Sabtu, 4 de abril de 2026 – 10:00 WIB
Jacarta, VIVA – Fakta baru terungkap dalam lanjutan perkara dugaan korupsi pengadaan laptop baseado em Chromebook de lingkungan Kemendikbudristek.
Polda Sulut Beri Respons Menohok Soal Viral Polisi Dimutasi karena Usut Kasus Dugaan Korupsi
Badan Pengawasan Keuangan e Pembangunan (BPKP) menegaskan, kerugian negara sebesar Rp1.5 triliun dalam perkara ini merupakan kerugian nyata, bukan sekadar asumsi ou prediksi.
Penegasan itu disampaikan Auditor BPKP sekaligus Ketua Tim Penghitungan Kerugian Negara, Dedy Nurmawan Susilo saat memberikan keterangan sebagai ahli di Pengadilan Tipikor Jacarta, Kamis, 2 de abril de 2026.
Pejabat KPK ke Bareskrim, Bahas Sejumlah Kasus Korupsi com Polri
“Iya.

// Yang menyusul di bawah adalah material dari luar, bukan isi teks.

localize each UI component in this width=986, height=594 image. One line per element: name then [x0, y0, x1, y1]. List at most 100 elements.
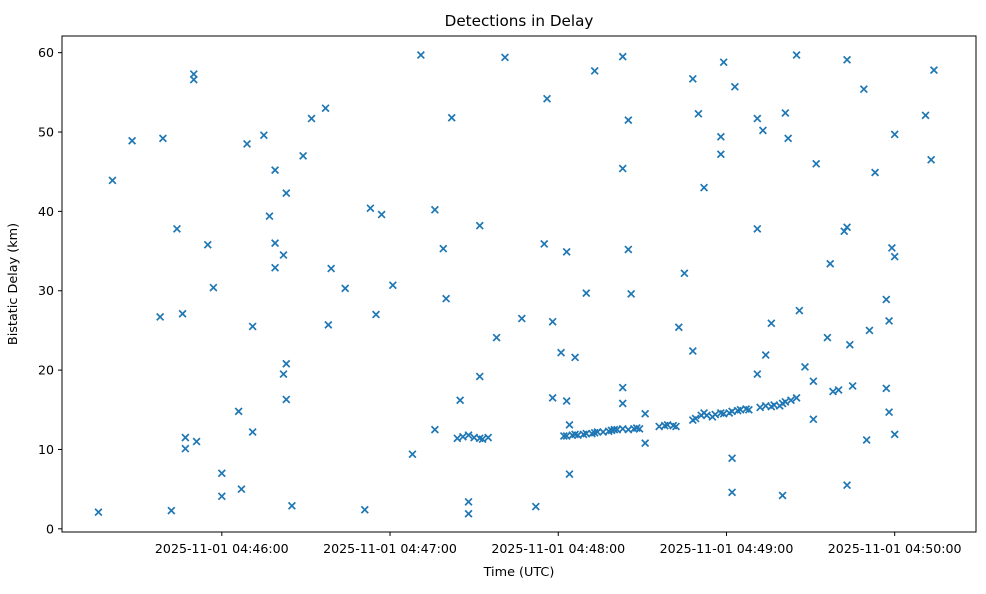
data-point-marker	[248, 322, 257, 331]
data-point-marker	[618, 383, 627, 392]
y-tick-label: 50	[38, 125, 54, 140]
y-tick-label: 0	[46, 521, 54, 536]
data-point-marker	[327, 264, 336, 273]
data-point-marker	[795, 306, 804, 315]
data-point-marker	[562, 247, 571, 256]
data-point-marker	[243, 139, 252, 148]
data-point-marker	[234, 407, 243, 416]
data-point-marker	[439, 244, 448, 253]
data-point-marker	[823, 333, 832, 342]
data-point-marker	[767, 319, 776, 328]
data-point-marker	[565, 470, 574, 479]
data-point-marker	[265, 212, 274, 221]
data-point-marker	[792, 393, 801, 402]
data-point-marker	[927, 155, 936, 164]
data-point-marker	[929, 66, 938, 75]
data-point-marker	[548, 317, 557, 326]
data-point-marker	[167, 506, 176, 515]
x-tick-label: 2025-11-01 04:46:00	[155, 541, 289, 556]
data-point-marker	[181, 433, 190, 442]
x-axis-label: Time (UTC)	[483, 565, 555, 580]
data-point-marker	[716, 132, 725, 141]
data-point-marker	[680, 269, 689, 278]
data-point-marker	[108, 176, 117, 185]
y-tick-label: 60	[38, 45, 54, 60]
data-point-marker	[94, 508, 103, 517]
data-point-marker	[447, 113, 456, 122]
data-point-marker	[641, 439, 650, 448]
data-point-marker	[781, 108, 790, 117]
data-point-marker	[517, 314, 526, 323]
data-point-marker	[299, 151, 308, 160]
data-point-marker	[843, 481, 852, 490]
data-point-marker	[181, 444, 190, 453]
data-point-marker	[865, 326, 874, 335]
y-tick-label: 30	[38, 283, 54, 298]
data-point-marker	[786, 396, 795, 405]
data-point-marker	[711, 410, 720, 419]
data-point-marker	[478, 435, 487, 444]
x-tick-label: 2025-11-01 04:47:00	[323, 541, 457, 556]
data-point-marker	[456, 396, 465, 405]
data-point-marker	[843, 55, 852, 64]
data-point-marker	[484, 433, 493, 442]
data-point-marker	[559, 431, 568, 440]
data-point-marker	[430, 205, 439, 214]
data-point-marker	[862, 435, 871, 444]
data-point-marker	[237, 485, 246, 494]
data-point-marker	[700, 183, 709, 192]
data-point-marker	[834, 385, 843, 394]
data-point-marker	[812, 159, 821, 168]
y-tick-label: 10	[38, 442, 54, 457]
data-point-marker	[845, 340, 854, 349]
data-point-marker	[372, 310, 381, 319]
data-point-marker	[674, 323, 683, 332]
data-point-marker	[203, 240, 212, 249]
data-point-marker	[624, 245, 633, 254]
x-tick-label: 2025-11-01 04:50:00	[828, 541, 962, 556]
y-tick-label: 40	[38, 204, 54, 219]
data-point-marker	[756, 403, 765, 412]
data-point-marker	[442, 294, 451, 303]
data-point-marker	[627, 289, 636, 298]
data-point-marker	[321, 104, 330, 113]
data-point-marker	[217, 492, 226, 501]
data-point-marker	[890, 252, 899, 261]
data-point-marker	[408, 450, 417, 459]
data-point-marker	[753, 370, 762, 379]
data-point-marker	[271, 166, 280, 175]
data-point-marker	[388, 281, 397, 290]
data-point-marker	[871, 168, 880, 177]
data-point-marker	[156, 312, 165, 321]
data-point-marker	[719, 58, 728, 67]
data-point-marker	[716, 150, 725, 159]
data-point-marker	[287, 501, 296, 510]
data-point-marker	[778, 491, 787, 500]
data-point-marker	[809, 377, 818, 386]
series-scattered-detections	[94, 51, 938, 518]
data-point-marker	[128, 136, 137, 145]
data-point-marker	[209, 283, 218, 292]
data-point-marker	[259, 131, 268, 140]
data-point-marker	[688, 347, 697, 356]
y-axis-label: Bistatic Delay (km)	[6, 223, 21, 345]
series-rising-track-detections	[453, 393, 801, 444]
data-point-marker	[781, 397, 790, 406]
data-point-marker	[744, 405, 753, 414]
data-point-marker	[848, 381, 857, 390]
data-point-marker	[809, 415, 818, 424]
data-point-marker	[377, 210, 386, 219]
data-point-marker	[453, 434, 462, 443]
data-point-marker	[859, 85, 868, 94]
data-point-marker	[800, 362, 809, 371]
data-point-marker	[702, 411, 711, 420]
data-point-marker	[271, 263, 280, 272]
data-point-marker	[158, 134, 167, 143]
data-point-marker	[885, 408, 894, 417]
data-point-marker	[571, 353, 580, 362]
data-point-marker	[730, 82, 739, 91]
data-point-marker	[279, 370, 288, 379]
axes: 2025-11-01 04:46:00 2025-11-01 04:47:00 20…	[38, 45, 962, 556]
data-point-marker	[887, 243, 896, 252]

Menurut kami kerugian itu sudah nyata dan pasti,” o kata de Deda.
Pernyataan tersebut menjawab pertanyaan jaksa yang menegaskan apakah angka kerugian negara sebesar Rp1.567.888.662.716,74 benar-benar telah terjadi.
Kajari Karo Minta Maaf de Depan Komisi III DPR Terkait Kasus Amsal Sitepu
“Saya ingin memastikan apakah Saudara selaku ketua tim dari BPKP bersama tim Saudara dalam melakukan audit yang menyatakan secara profissional bahwa kerugian negara sebesar Rp1,567,888,662,716,74 ou Rp 1,5 triliun dalam perkara ini adalah kerugian yang nyata, pasti dan terjadi? Bukan asumsi ou potens kerugian?
Dedy menjelaskan, kerugian negara disebut nyata karena pengadaan sudah benar-benar terjadi e angaran telah dikeluarkan.
“Nyata é terkait com ocorrência-nya, keterjadiannya. ‘Terjadi’ memang uang sudah keluar, berdasarkan apa? Berdasarkan dari data de Kementerian Keuangan, memang terjadi belanja pemerintah baik di tingkat pusat di kementerian maupun di pemerintah daerah melalui Dana Alokasi Khusus (DAK), seperti itu,” o kata de Dedy.
Sementara itu, unsur “pasti” dipenuhi karena perhitungan dilakukan melalui methode audit yang sesuai prosedur.
“Lalu ‘pasti’, angkanya juga sudah melalui suatu methode, suatu prosedur yang sebagaimana kami jelaskan tadi, sudah kami lakukan analisis, kami teliti sehingga kami mendapatkan angka yang sudah poznań tadi begitu”, Kata de Dedy.
Ia juga menegaskan, hasil audit tersebut sepenuhnya berbasis bukti, bukan spekulasi.
“Jadi, sifatnya bukan asumsi, bukan prediksi maupun perkiraan, tapi itu tudo baseado em evidências, berdasarkan bukti-bukti yang telah kami peroleh dan kami analisis, seperti itu,” disse Dedy.
Dalam persidangan yang sama, Jaksa Roy Riady também menyoroti dugaan aliran dana sebesar Rp809 miliar yang disebut mengalir melalui skema transaksi tidak wajar.
Halaman Selanjutnya
“Para menguji aliran 809 miliar itu berasal dari PT A yang pemiliknya adalah Nadiem sendiri. Walaupun Nadiem berusaha menyamarkan seolah-olah dibuat álibi transaksi hutang piutang, namun jaksa tidak bodoh”, tutur Roy Riady.